This film is a triumph in so many ways. On one level it’s an engrossing account of the last days of Vincent Van Gogh, but it’s also a dazzlingly original exercise in the art of cinematography in that the story is told in hand-painted animation as if Van Gogh himself had painted the images.
The story is based on real events and real people. A year after the artist’s death, the postman who handled all his correspondence comes into possession of a letter Vincent had written to his brother Theo only a couple of days before he died. The letter doesn’t seem to show that its author was in any way suicidal. The postman, who was fond of Van Gogh and wants to find out what really happened, sends his son to deliver the letter in person to Theo, unaware that Theo himself has recently died.
The son – a dandy-ish young man who’d probably be labelled a hipster today – is unenthusiastic at first, carrying out his father’s mission out of filial duty. But the more he talks to people who knew Vincent – his doctor, the doctor’s wife, the doctor’s daughter on whom Vincent supposedly had a crush, the barmaid at the local inn – the more he becomes intrigued and tries to get to the truth himself.
The characterisations of these real people are based on Van Gogh’s portraits of them. This is a nice touch as we see the portraits at the end and can marvel at the artistry with which the actors have been transformed into them. Saoirse Ronan, for instance, plays the doctor’s daughter. Van Gogh painted a lovely portrait of her in a pink dress playing the piano, and the animators have taken their cue from that portrayal. Other characters have been based on contemporary photographs.

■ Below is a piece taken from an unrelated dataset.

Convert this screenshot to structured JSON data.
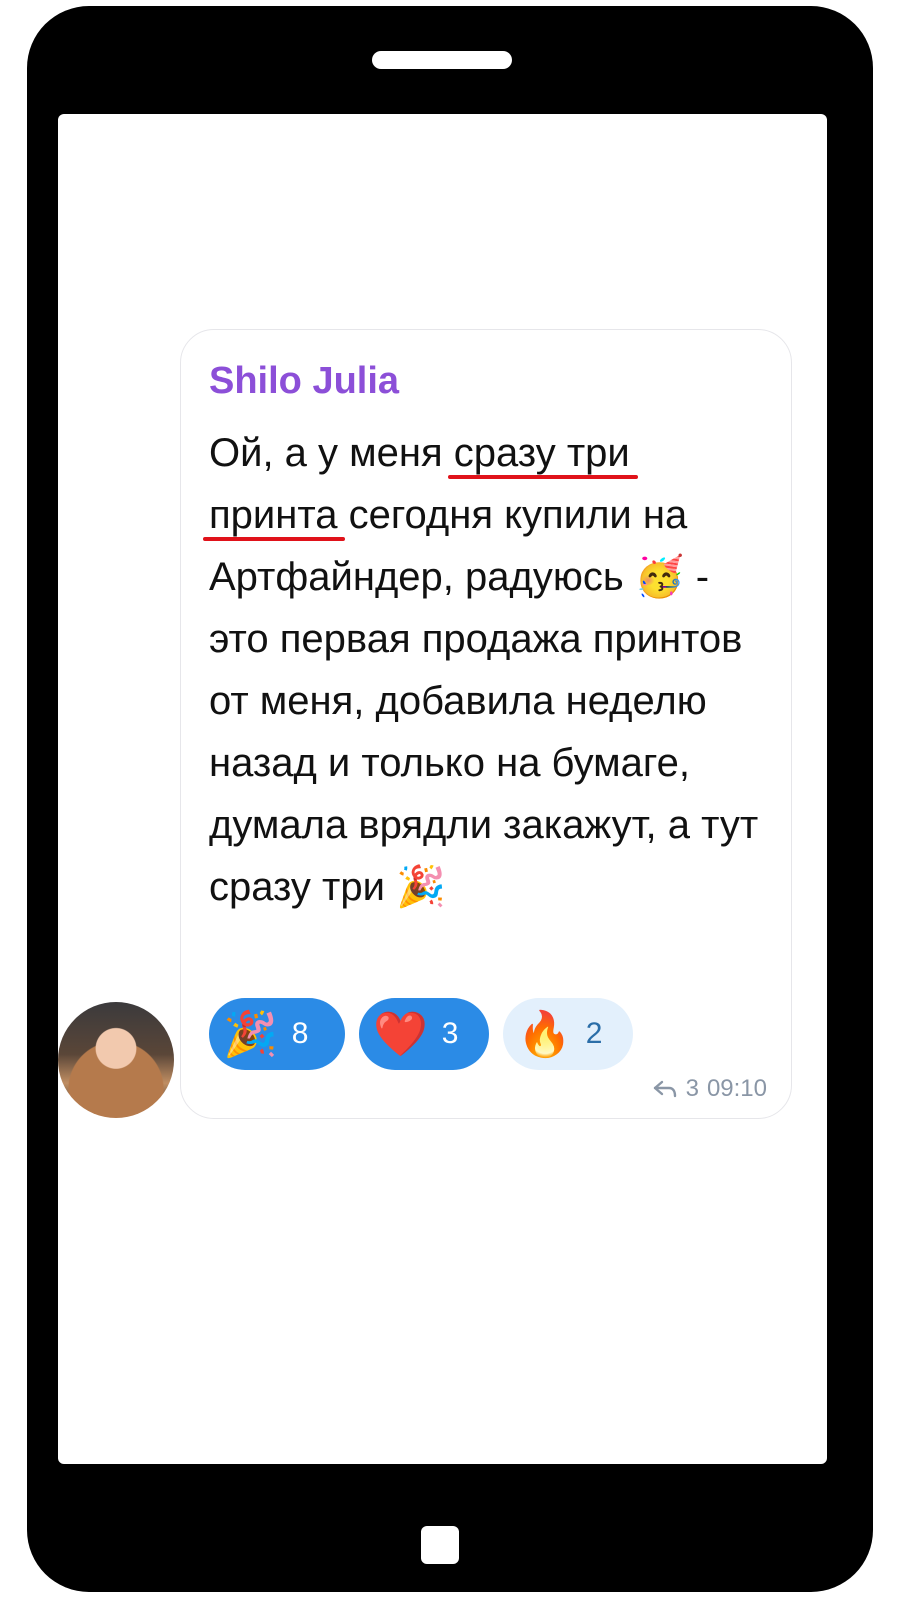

The story is told partly in flashback, as the son elicits reminiscences and anecdotes from the people he interrogates. The flashbacks are in black and white and in contrast to the heavily paint-filled texture of the ‘present’ they look almost naturalistic, like film given a few brushstrokes of grey paint. It’s all utterly enchanting.
The significance of the title – ‘Loving Vincent’ – is nuanced, a touching reference to the sign-off with which Van Gogh typically ended his letters to his brother.
At first I thought that we could have done without that corny Don McLean song that plays over the end credits, but then I figured what the heck, a song like ‘Starry Starry Night’ doesn’t become popular and get flogged to death for no good reason, and if there’s still a time and place for it, this wonderful movie is it.